Interviewing rural health workers
- 64 rural health workers interviewed
- Symbian and Android smartphones tested
- better than expected GPRS coverage
Digital Campus is testing a variety of technologies for the collection of public health data to help determine which may be most suitable for application in the field. Working with PhD students in maternal health care an initial study to discover the possible challenges and options for using mobile technologies has already been completed. Over 39 health posts in 3 districts of Tigray (northern Ethiopian) were visited to interview the Health Extension Workers (HEWs) based there.
They were interviewed to try to determine their knowledge, training and experience in maternal health with a view to identifying any gaps in their knowledge and designing a programme to help fill these. Additionally, and crucially if a technology based solution is to be implemented, information regarding their technology experience and the infrastructure facilities (such as mobile reception and electricity access) was collected.

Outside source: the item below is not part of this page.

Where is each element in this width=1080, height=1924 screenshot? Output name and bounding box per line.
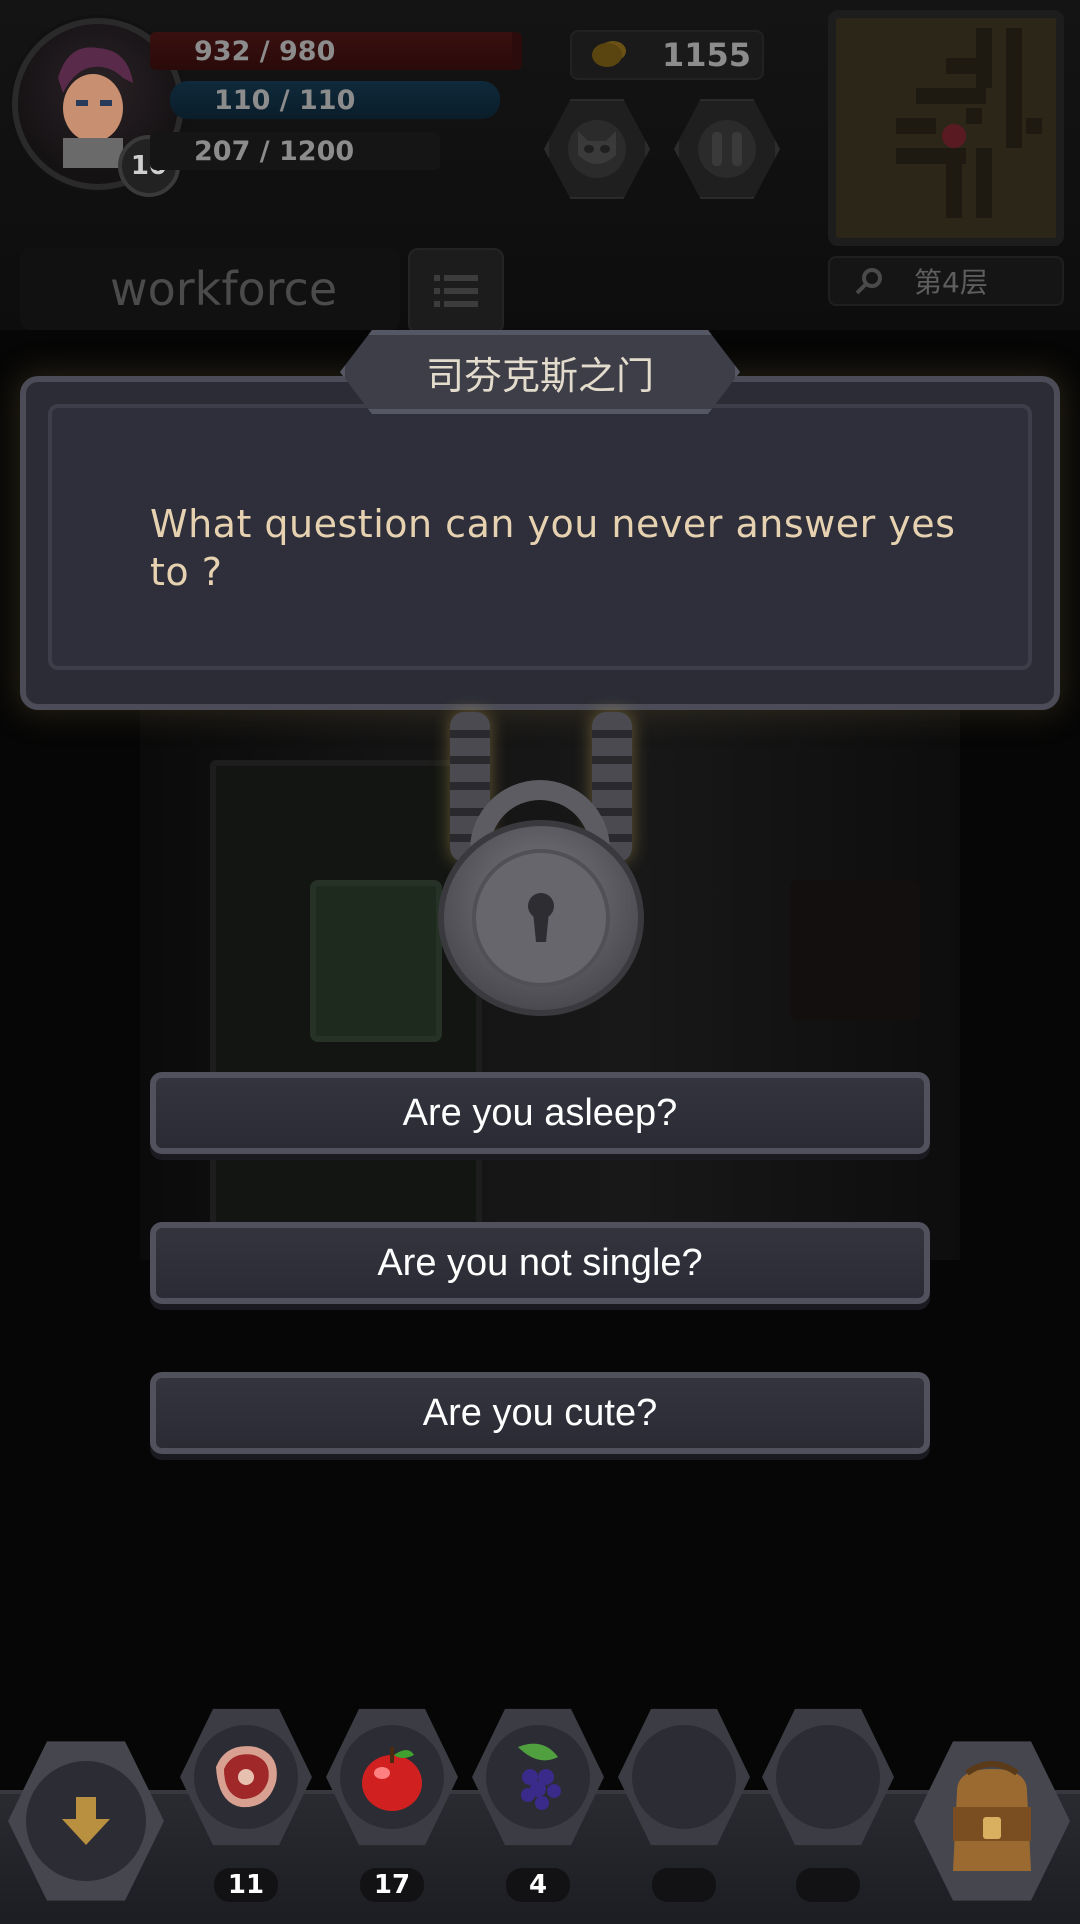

Fast and accurate data dissemination
All the data collected during the interviews was recorded on a smartphone using a questionnaire created using the episurveyor web application (a propietary but nice platform so far). Using the client software (installed on the actual phone), responses to the survey are recorded on the phone, as soon as an area with GPRS signal is reached, the data is automatically uploaded to the EpiSurveyor server, making it available to anyone (with the right permissions) around the world. Each record uploaded is automatically time and location (with GPS) stamped, making it possible it pinpoint exactly where and when the interview took place.
One of our initial concerns was that the GPRS coverage would be limited, perhaps only to large towns/cities, but in fact almost all the Health Posts had good GPRS coverage, even those where the villages didn’t have reliable electricity provision. Only a handful of very remote posts had no mobile coverage at all.

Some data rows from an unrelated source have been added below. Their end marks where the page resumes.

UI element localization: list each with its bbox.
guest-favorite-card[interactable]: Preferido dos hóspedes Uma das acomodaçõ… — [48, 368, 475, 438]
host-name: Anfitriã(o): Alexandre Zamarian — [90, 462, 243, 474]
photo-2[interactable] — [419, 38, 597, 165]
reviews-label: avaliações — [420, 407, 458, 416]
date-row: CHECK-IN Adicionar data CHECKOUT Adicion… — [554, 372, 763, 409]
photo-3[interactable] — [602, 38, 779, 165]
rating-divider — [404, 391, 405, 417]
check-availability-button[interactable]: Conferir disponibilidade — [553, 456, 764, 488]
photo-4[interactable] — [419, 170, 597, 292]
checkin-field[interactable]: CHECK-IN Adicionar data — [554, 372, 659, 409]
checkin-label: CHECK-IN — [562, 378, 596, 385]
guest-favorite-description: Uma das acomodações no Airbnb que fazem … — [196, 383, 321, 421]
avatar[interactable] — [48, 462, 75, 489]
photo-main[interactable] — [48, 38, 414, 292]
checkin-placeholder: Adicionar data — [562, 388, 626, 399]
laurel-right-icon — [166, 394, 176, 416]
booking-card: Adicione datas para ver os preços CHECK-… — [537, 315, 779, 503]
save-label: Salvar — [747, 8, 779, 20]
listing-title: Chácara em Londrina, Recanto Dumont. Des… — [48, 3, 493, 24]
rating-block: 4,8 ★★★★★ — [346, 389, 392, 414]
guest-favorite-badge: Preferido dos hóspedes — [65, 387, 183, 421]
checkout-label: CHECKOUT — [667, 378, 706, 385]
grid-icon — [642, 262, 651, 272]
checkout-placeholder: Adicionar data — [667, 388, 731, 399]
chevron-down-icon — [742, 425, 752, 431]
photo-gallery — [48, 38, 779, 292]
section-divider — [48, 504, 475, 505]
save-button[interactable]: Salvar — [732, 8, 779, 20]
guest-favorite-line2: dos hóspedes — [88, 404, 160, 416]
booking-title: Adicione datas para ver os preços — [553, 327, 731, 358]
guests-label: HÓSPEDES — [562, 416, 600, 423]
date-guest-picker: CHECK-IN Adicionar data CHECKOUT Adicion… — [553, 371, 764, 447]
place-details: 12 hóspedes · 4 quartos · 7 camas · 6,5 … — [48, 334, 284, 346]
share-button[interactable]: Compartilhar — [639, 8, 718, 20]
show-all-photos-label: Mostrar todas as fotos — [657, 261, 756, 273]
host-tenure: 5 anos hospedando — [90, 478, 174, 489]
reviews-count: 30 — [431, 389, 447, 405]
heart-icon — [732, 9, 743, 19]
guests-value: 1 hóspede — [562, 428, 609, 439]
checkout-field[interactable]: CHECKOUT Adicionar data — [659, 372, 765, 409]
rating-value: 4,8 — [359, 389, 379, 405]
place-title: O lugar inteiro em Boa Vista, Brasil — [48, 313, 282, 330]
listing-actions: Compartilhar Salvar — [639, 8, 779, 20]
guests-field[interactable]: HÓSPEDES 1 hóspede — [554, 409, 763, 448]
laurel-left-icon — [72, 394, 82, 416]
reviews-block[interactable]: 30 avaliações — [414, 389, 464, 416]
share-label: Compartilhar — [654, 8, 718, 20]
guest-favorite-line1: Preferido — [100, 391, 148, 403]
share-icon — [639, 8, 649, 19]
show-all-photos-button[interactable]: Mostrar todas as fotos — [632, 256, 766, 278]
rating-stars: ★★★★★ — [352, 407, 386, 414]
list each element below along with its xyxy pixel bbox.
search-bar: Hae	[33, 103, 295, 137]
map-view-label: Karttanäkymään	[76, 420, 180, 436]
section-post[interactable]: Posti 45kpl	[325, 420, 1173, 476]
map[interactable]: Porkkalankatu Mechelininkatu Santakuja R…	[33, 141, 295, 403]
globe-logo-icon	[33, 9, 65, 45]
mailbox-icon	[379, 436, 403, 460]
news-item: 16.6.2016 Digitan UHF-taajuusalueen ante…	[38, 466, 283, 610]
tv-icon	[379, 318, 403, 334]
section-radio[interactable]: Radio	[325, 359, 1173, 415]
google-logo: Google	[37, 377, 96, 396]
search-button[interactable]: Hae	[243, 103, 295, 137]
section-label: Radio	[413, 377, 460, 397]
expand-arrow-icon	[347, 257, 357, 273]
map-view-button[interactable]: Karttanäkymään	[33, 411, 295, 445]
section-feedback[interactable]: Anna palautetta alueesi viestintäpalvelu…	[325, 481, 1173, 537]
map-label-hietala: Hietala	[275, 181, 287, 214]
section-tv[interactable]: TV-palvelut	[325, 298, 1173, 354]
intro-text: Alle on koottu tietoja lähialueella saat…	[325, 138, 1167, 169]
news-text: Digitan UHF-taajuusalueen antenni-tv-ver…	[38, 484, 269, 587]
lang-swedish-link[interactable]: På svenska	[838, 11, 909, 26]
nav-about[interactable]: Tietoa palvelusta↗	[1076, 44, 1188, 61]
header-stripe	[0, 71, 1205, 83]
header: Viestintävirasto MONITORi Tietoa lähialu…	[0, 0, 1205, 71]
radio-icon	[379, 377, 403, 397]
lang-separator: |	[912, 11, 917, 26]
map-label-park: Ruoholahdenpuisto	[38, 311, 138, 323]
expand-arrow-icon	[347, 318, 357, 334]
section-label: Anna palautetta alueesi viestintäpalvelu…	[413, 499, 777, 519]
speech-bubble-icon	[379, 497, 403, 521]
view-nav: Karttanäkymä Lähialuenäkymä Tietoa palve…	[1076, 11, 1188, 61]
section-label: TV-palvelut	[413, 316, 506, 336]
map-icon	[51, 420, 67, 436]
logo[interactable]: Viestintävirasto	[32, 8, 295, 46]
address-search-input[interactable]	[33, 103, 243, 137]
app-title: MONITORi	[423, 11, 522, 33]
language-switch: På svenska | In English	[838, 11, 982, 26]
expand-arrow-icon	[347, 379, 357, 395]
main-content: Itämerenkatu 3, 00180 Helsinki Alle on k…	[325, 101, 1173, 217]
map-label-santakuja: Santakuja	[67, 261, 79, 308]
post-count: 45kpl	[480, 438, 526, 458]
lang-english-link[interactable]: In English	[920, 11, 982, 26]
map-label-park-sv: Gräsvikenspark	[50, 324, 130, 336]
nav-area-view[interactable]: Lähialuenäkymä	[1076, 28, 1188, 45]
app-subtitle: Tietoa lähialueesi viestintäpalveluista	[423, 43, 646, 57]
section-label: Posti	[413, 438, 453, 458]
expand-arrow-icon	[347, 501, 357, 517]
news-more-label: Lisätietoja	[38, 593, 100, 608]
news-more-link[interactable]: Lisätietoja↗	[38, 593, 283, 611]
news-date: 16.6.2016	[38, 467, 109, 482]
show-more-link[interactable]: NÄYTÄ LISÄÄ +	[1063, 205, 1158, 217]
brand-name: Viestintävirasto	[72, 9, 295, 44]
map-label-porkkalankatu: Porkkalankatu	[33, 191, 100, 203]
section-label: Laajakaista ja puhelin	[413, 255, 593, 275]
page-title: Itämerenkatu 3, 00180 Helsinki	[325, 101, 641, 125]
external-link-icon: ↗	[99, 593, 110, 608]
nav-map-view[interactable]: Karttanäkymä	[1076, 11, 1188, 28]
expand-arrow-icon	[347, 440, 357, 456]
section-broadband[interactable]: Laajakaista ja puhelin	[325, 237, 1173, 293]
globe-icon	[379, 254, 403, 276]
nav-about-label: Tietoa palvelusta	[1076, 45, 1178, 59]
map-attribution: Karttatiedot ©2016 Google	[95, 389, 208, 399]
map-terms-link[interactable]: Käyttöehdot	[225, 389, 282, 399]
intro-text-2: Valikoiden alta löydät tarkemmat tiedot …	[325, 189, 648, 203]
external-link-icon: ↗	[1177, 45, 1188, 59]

We used Symbian and Android based smartphones to collect the data, but in fact the EpiSurveyor client software will run on almost any java enabled phone. We are also currently setting up a more sophisticated platform based on the Sana community-based development MIT project, with the intention of developing it as a more powerful open-source mobile health platform , that will allow us not only to gather epidemiological data, but to use it for electronic clinical records, telediagnostic applications, decision support systems and posgraduate training
We are in the process of writing a detailed technical paper, describing in more detail the survey results and technology used, along with the main challenges and possible solutions to using smartphone technologies in this environment.
Over the coming months we will provide a small group of Health Extension Workers with smartphones to determine what (if any) issues and challenges they face in using these and also to gain a clearer picture of how this technology could be used to improve their skills, training, data collection and reporting methods. Once the results from this pre-implementation phase are known, we will be in a position to design a larger scale programme.